Carabiniere preso a sprangate durante una rapina, revoca dei domiciliari: sottoposti al solo obbligo di firma

Al via il processo a due cognati che finirono agli arresti domiciliari con il braccialetto elettronico a luglio del 2020, per una rapina commessa a Oriolo Romano, presso l’abitazione di un carabiniere, il quale, dopo averli sorpresi in casa, fu preso a sprangate dai due malviventi.

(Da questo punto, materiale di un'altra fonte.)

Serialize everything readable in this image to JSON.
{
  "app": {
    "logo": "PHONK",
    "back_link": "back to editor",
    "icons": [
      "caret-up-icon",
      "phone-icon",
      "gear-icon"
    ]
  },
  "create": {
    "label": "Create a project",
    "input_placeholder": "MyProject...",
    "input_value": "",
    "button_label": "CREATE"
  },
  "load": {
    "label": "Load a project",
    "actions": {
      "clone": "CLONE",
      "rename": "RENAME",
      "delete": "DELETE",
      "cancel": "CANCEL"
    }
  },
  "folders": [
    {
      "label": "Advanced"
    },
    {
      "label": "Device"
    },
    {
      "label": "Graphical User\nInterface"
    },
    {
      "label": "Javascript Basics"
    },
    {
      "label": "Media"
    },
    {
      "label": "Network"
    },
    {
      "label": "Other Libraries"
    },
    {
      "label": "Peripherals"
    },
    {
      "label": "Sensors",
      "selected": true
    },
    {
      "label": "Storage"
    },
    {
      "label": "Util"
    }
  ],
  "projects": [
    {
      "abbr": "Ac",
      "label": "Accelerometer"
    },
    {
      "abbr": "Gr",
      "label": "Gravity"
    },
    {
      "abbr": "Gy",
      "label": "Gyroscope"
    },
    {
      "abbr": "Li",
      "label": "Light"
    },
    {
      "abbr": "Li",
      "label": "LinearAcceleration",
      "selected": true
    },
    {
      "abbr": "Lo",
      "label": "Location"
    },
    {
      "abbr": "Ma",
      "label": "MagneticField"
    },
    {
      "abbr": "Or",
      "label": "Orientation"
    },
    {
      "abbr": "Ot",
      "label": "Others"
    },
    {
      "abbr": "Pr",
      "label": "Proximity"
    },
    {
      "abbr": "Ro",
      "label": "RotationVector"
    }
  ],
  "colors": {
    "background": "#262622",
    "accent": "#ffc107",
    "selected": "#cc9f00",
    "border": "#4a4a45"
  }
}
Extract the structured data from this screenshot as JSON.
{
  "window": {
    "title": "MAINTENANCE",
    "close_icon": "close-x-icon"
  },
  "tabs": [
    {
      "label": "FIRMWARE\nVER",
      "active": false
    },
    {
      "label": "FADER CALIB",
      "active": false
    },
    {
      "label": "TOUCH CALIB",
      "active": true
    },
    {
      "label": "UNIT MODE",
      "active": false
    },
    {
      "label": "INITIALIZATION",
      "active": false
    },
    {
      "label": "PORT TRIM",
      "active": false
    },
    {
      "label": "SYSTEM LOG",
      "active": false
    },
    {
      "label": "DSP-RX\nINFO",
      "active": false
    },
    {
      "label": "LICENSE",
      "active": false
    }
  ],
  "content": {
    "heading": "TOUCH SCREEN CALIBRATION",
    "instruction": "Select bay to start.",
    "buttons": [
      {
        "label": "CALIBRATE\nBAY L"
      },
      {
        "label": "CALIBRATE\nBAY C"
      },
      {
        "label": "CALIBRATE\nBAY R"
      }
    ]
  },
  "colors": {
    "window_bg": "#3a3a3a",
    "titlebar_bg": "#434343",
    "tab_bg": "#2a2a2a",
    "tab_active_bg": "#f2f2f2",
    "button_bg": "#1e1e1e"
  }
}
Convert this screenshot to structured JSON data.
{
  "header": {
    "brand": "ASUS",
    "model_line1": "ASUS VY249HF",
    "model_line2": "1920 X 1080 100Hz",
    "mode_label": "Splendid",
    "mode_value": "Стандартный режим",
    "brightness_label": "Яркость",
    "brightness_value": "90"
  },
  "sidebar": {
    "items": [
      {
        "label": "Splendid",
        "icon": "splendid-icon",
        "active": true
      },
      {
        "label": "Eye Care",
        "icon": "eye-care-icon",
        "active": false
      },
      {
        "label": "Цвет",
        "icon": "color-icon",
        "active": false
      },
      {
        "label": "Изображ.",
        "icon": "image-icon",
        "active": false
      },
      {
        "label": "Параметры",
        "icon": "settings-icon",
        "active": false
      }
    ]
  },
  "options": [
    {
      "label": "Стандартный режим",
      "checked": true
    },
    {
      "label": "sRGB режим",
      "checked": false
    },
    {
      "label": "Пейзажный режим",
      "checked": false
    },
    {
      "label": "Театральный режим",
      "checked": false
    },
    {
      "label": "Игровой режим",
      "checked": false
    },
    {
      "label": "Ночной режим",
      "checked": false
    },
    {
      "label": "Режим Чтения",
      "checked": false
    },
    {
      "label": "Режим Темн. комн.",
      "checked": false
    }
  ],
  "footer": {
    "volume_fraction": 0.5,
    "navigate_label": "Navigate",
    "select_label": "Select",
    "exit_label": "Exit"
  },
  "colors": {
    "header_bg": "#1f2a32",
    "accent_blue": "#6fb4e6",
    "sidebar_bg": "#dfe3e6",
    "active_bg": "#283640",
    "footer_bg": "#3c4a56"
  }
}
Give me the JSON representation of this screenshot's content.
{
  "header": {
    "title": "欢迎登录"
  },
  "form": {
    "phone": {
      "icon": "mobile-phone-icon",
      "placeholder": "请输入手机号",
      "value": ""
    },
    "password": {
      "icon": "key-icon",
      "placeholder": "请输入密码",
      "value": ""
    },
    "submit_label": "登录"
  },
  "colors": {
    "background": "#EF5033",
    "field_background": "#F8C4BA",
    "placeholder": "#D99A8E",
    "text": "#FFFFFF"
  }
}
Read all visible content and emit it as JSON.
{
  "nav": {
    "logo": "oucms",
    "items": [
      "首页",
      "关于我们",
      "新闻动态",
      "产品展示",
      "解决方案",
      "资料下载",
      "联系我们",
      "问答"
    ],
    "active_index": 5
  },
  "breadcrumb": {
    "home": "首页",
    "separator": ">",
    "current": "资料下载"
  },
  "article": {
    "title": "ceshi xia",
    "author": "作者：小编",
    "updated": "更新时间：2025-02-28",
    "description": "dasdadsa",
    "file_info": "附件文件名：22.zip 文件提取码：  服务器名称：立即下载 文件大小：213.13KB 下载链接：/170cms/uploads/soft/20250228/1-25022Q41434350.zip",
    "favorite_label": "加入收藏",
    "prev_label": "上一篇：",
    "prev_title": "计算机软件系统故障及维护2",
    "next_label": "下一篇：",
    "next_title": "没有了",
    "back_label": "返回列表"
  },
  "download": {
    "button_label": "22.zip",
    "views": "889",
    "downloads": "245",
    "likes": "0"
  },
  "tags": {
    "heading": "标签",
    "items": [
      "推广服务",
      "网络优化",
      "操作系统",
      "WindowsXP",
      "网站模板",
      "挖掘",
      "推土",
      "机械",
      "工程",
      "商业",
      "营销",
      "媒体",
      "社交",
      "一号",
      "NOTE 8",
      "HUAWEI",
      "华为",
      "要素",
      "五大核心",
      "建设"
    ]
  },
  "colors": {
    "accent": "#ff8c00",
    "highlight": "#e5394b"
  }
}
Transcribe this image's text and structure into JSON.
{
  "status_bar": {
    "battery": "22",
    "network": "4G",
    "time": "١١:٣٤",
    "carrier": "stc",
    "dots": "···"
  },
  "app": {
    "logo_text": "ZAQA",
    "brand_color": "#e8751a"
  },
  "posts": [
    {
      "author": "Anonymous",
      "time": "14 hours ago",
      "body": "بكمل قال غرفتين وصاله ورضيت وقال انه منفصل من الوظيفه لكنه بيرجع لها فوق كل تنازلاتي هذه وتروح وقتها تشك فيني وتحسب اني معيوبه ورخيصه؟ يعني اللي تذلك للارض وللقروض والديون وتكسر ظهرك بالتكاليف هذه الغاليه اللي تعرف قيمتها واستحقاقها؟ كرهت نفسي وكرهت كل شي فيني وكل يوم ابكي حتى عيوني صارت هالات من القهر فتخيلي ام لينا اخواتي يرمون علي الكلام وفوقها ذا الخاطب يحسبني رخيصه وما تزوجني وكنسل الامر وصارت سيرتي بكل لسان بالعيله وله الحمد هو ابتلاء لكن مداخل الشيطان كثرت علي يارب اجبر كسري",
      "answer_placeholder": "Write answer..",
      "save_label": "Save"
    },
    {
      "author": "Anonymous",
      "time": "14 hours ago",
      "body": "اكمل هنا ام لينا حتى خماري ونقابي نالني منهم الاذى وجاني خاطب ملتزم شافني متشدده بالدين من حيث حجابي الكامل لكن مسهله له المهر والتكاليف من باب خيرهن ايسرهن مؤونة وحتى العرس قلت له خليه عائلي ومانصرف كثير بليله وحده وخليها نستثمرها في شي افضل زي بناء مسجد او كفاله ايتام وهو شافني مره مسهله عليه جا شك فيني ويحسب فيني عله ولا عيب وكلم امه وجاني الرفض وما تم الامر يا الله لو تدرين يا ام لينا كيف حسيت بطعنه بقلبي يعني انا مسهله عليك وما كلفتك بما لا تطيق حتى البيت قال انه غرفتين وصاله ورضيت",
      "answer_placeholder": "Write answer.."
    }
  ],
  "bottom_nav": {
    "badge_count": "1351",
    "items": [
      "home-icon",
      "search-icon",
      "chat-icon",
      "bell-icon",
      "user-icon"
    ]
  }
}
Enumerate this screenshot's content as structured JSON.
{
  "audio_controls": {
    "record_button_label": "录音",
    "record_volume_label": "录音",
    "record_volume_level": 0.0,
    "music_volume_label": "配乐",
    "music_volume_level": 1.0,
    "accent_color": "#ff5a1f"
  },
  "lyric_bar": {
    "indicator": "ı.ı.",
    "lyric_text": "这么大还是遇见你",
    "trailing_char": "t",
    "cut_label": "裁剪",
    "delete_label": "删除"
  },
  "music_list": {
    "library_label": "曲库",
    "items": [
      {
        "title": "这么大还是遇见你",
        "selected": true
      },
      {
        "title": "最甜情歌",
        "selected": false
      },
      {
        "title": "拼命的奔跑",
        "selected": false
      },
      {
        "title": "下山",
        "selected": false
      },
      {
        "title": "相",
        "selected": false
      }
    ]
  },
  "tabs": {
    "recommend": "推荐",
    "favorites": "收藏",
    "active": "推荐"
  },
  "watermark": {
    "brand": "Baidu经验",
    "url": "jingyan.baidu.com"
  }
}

I due imputati, originari di Cerveteri e gestori di alcune giostre per bambini, entrambi già noti alle forze dell’ordine e indagati anche per altri colpi, furono individuati dalle tracce lasciate dalla loro auto, una Fiat 500 L, e tramite i riscontri effettuati su un cellulare in uso a uno dei due.

I FATTI

I fatti risalgono al pomeriggio dell’8 gennaio del 2020, intorno alle 18 quando la parte offesa era appena rientrata in casa. L’ufficiale dell’Arma si trovò davanti i rapinatori che riuscirono a introdursi nell’appartamento. I due uomini, mentre cercavano una via di fuga, picchiarono il militare con una spranga. Il carabiniere fu poi soccorso e le lesioni che riportò, a seguito dell’aggressione, vennero giudicate guaribili in 7 giorni. I carabinieri del nucleo investigativo di Viterbo, dai video delle telecamere di sorveglianza del Comune riuscirono a rintracciare l’auto e la relativa targa, ma anche i volti dei due cognati, che furono riconosciuti anche dalla vittima, alla quale furono sottoposti i fascicoli fotografici. 

Il processo

“Quando verso le 18 sono rientrato a casa dal lavoro, li ho visti scappare dalla finestra. D’istinto mi sono lanciato all’inseguimento e ne ho acciuffato uno, identificandomi. Lui allora ha tirato fuori un tubo di ferro e ha cominciato colpirmi in testa, mentre arrivava una Fiat 500 bianca che lo ha caricato a bordo al volo, dandosi alla fuga verso Manziana”, ha testimoniato ieri la vittima davanti al collegio presieduto dal giudice Elisabetta Massini. La vittima, medicata in ospedale, ne ha avuto per cinque giorni, ma poteva finire molto peggio. 

I giostrai nel frattempo, pochi giorni fa, hanno ottenuto la revoca dei domiciliari col braccialetto e sono ora sottoposti al solo obbligo di firma.